Update: You need to ensure that both the host and the switch are set to autonegotiate for this to work.

Update 2007.09.20: According to this Sun document you do not need to mark an IPv6 test address as deprecated to prevent applications from using the test address. I've updated the configurations above to reflect this.

3 comments:

Unknown said...

Hello,
I wanted to know if its possible to connect a host with two interfaces to two different switches, i.e. one interface connected to one switch and the other to another switch and achieve this failover using IPMP. Or do i need to further do some link aggregation as well?
Thanks
Naveen

Matthew Flanagan said...

Yes you can do this. There is no need to do aggregation.

N said...

hi, I have an issue - maybe you will be able to help?

It worked for me only this way:

1. Setup


Code:

# cat /etc/hostname*
10.23.10.113/24 broadcast + group data failover up <- hostname.e1000g0

0.0.0.0/24 broadcast + group data -failover deprecated up standby <- hostname.nxge3

group data -failover up <- hostname6.e1000g0
group data -failover up <- hostname6.nxge3


2. Testing


Code:

# if_mpadm -d e1000g0
Offline failed as there is no other functional interface available in the multipathing group for failing over the network access.

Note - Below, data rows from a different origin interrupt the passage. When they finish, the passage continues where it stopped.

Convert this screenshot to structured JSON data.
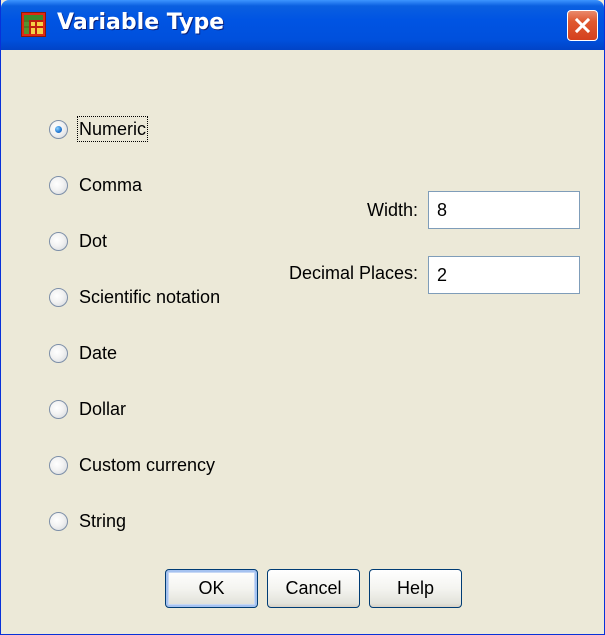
{
  "window": {
    "title": "Variable Type",
    "app_icon": "spss-grid-icon",
    "close_icon": "close-icon"
  },
  "types": [
    {
      "label": "Numeric",
      "checked": true
    },
    {
      "label": "Comma",
      "checked": false
    },
    {
      "label": "Dot",
      "checked": false
    },
    {
      "label": "Scientific notation",
      "checked": false
    },
    {
      "label": "Date",
      "checked": false
    },
    {
      "label": "Dollar",
      "checked": false
    },
    {
      "label": "Custom currency",
      "checked": false
    },
    {
      "label": "String",
      "checked": false
    }
  ],
  "fields": {
    "width_label": "Width:",
    "width_value": "8",
    "decimals_label": "Decimal Places:",
    "decimals_value": "2"
  },
  "buttons": {
    "ok": "OK",
    "cancel": "Cancel",
    "help": "Help"
  },
  "colors": {
    "title_bar": "#0054e3",
    "close_button": "#e05a30",
    "dialog_bg": "#ece9d8"
  }
}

3. Fixing (I guess you can just pick random free IP)


Code:

# ifconfig nxge3 10.23.10.114/24 broadcast + group data -failover deprecated standby up


4. Again testing


Code:

# if_mpadm -d e1000g0


It works!

5. Even more - plubing back 0.0.0.0 on this NIC


Code:

# ifconfig nxge3 0.0.0.0/24 broadcast + group data -failover deprecated standby up
# if_mpadm -d e1000g0


And it magically again works!

How could it be? Why it didn`t work, when I plumbed it with 0.0.0.0 IP originally? And worked after I plumbed some real IP, and also worked when I reverted it back to 0.0.0.0?

This is just plain magic...